Canadian mining executive (1889–1965)

Major Austin Cotterell Taylor, CBE (January 17, 1889 – November 1, 1965) was a Canadian mining executive and developer, financier, and philanthropist in developing thoroughbred horse racing in British Columbia.

==Background==
Born in East York, Ontario, Austin Taylor was educated at St. Andrew's College, located at that time in Toronto, Ontario; he would later become a member of the school's Board of Governors. Taylor would make his home in the province of British Columbia where he would make a fortune in the mining and lumber industries, notably through Bralorne Mines, Ltd. of which he was President. An influential business figure in Canada, in 1934 The Wall Street Journal announced his appointment to the Board of Directors of British Columbia Power Corp. and later was appointed a director of the Bank of Canada.

Austin Taylor married Kathleen Elliott of Winnipeg, Manitoba, with whom he had three children. Daughter, Patricia Aldyen Austin Taylor married American conservative author and commentator William F. Buckley, Jr.

==Wartime service==
During World War I, Austin Taylor was part of the Canadian military and was appointed director of the Department of Aeronautical Supplies with responsibility for overseeing the harvesting and preparation of spruce lumber for military aircraft production. During World War II, Major Taylor was appointed chairman of the British Columbia Security Commission, a provincial government agency created to manage Japanese Canadian internment. In recognition of his service, Taylor was made a Commander of the Order of the British Empire.

Austin Taylor died at age seventy-six in 1965.

==Thoroughbred racing==
For his substantial contribution to the development of thoroughbred racing, Austin Taylor was voted part of the inaugural class of inductees in the Canadian Horse Racing Hall of Fame Builders category. Beyond racing, Taylor became involved with breeding through his A.C.T. Stock Farm located near Vancouver in the community of Milner.

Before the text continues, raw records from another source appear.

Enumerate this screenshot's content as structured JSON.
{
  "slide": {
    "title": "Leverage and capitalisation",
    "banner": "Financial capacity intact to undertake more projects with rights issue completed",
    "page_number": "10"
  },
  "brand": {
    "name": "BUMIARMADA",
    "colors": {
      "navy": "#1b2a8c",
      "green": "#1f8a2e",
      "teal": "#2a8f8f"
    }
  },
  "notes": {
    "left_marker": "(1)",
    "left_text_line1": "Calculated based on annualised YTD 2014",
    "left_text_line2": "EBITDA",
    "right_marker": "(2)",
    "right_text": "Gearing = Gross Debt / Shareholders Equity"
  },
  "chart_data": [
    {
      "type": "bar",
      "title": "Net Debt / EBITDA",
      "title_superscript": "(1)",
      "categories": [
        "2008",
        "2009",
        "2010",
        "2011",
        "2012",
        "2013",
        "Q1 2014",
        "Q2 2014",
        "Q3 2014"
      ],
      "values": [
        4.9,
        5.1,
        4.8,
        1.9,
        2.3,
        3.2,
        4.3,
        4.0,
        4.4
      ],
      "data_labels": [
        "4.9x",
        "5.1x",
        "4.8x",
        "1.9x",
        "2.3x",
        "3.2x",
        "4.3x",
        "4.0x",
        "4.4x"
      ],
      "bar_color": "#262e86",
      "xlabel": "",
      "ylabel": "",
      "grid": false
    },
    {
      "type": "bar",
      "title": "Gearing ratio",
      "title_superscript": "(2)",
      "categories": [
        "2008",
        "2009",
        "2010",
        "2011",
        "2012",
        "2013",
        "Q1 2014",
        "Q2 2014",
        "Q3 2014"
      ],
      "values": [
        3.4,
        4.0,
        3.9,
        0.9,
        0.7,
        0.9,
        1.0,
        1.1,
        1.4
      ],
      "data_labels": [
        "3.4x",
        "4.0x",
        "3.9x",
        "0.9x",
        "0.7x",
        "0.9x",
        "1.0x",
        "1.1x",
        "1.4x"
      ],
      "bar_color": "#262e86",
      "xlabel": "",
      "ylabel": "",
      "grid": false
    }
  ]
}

According to his biography at the Hall of Fame, Austin Taylor "assembled the most powerful stable ever seen in Western Canada during the 1930s." His racing stable competed in Vancouver as well as at tracks throughout California. In 1936, his horses won every handicap of importance at the Tanforan Racetrack meeting
 including Indian Broom who set a world record of 1:47 3/5 for a mile and an eighth on dirt. Indian Broom went on to run third in the Kentucky Derby and in his four years of racing won a number of races including the San Juan Capistrano Handicap. Among Austin Taylor's other successful horses:
- Special Agent - won the 1937 San Pasqual Handicap, at Santa Anita Park, equaling the track record;
- Minulus - won the 1938 Santa Anita Oaks;
- Whichcee - wins include the 1937 San Francisco Handicap, the San Antonio Handicap, plus the inaugural running of the Los Angeles Handicap at Hollywood Park Racetrack in 1938;
- Colonel Mack - in 1956 won the Los Angeles Handicap and the Bing Crosby Handicap at Del Mar Racetrack.